Because I worked with Rails for 6.5 years. Outages beyond smaller scales were at best a weekly occurrence.

Obviously I can't know for sure but it's not an uninformed assumption.

You know you can just click on the post title, that will open the posted link in which you can read the detailed cause of all the outages they had that month.

If you do this, you will realize that none are close to what you describe.

Also have you considered that if you had weekly outage when billion dollars companies continued to stick with Rails, maybe you were the problem?

I did read the article. One of the incidents was about their webhook worker(s) being swamped -- plus had errors due to deleted DB workloads that were necessary for the event to be processed. So I'd count that one as a slow endpoint attributed to Ruby on Rails (and it's famous for that).

And even if zero of their incidents alluded to performance problems with Rails I still worked a lot with it and I know for a fact that it's a factor.

Your snark doesn't change reality but you are free to pretend otherwise, fine with me.

> Also have you considered that if you had weekly outage when billion dollars companies continued to stick with Rails, maybe you were the problem?

Indeed, a programmer not having executive powers to influence change of deployment tech and server (was Puma at the time) is indeed me being a problem, surely. Especially after he made a study demonstrating the problems and calculated how much programmer time is wasted on these matters every week and he still got ignored. Perhaps I am the problem indeed!

> their webhook worker(s) being swamped

That's a capacity problem caused by a logic bug. Nothing stack specific. If you throw more work at a system than it is designed to handle, you'll hit a bottleneck.

> Your snark doesn't change reality

What reality? You are just barking your uneducated opinion. No one who ever worked on a service anywhere close to the scale of GitHub (regardless of the stack) would make such statements.

> However, many of these events caused exceptions in our webhook delivery worker because data needed to generate their webhook payloads had been deleted from the database.
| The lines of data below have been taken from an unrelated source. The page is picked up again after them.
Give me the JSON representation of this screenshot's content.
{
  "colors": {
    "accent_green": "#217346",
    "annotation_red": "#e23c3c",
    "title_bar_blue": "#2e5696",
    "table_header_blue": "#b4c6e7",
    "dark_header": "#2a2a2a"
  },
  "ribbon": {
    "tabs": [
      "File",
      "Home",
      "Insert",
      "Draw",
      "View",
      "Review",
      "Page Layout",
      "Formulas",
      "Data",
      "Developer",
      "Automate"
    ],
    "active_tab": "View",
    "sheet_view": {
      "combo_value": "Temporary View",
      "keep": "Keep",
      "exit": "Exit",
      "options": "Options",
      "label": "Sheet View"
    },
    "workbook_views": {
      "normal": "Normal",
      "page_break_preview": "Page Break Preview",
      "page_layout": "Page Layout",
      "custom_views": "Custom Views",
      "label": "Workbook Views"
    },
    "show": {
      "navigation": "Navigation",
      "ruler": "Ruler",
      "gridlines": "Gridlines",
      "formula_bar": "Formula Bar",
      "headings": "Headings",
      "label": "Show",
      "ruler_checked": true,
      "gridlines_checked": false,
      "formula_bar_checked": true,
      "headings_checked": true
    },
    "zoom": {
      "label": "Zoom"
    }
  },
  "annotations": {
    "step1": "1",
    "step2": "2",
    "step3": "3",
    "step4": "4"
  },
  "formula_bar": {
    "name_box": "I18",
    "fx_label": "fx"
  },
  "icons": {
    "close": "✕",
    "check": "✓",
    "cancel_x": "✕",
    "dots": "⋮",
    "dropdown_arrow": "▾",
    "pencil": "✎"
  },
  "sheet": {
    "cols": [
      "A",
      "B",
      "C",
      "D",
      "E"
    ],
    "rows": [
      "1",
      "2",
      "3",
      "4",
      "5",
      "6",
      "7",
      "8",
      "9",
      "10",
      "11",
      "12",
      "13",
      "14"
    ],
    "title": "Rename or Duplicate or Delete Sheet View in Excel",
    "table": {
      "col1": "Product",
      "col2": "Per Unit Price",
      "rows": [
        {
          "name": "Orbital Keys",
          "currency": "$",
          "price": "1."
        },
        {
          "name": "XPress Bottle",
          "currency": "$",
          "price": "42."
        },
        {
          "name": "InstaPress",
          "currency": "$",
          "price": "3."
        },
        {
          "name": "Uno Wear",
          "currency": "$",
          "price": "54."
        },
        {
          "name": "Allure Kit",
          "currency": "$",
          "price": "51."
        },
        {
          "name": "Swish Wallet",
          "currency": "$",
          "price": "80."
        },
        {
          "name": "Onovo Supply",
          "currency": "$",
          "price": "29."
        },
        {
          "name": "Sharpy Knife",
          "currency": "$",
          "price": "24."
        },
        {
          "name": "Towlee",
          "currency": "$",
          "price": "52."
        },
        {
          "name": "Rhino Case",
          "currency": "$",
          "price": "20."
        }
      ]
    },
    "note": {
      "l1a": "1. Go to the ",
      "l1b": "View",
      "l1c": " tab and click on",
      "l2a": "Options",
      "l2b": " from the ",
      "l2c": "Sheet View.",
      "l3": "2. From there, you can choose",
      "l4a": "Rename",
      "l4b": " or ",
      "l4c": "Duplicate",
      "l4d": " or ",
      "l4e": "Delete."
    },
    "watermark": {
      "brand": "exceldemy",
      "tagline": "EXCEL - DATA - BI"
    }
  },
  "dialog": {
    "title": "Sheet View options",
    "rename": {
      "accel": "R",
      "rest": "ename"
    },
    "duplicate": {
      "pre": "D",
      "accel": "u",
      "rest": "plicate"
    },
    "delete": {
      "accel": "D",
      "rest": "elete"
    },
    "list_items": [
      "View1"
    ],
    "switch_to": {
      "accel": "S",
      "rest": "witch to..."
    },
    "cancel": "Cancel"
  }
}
Attempting to retry these failed jobs tied up our worker and it was unable to process new incoming events, resulting in a severe backlog in our queues.

I bet you I could cause this bug on a Rust product if you let me near the code ;)

Oh, absolutely. It can happen everywhere -- in theory.

In practice however, I found people working with certain languages and stacks to be more thorough. Still largely depends on the person in the important position though, that much is always true.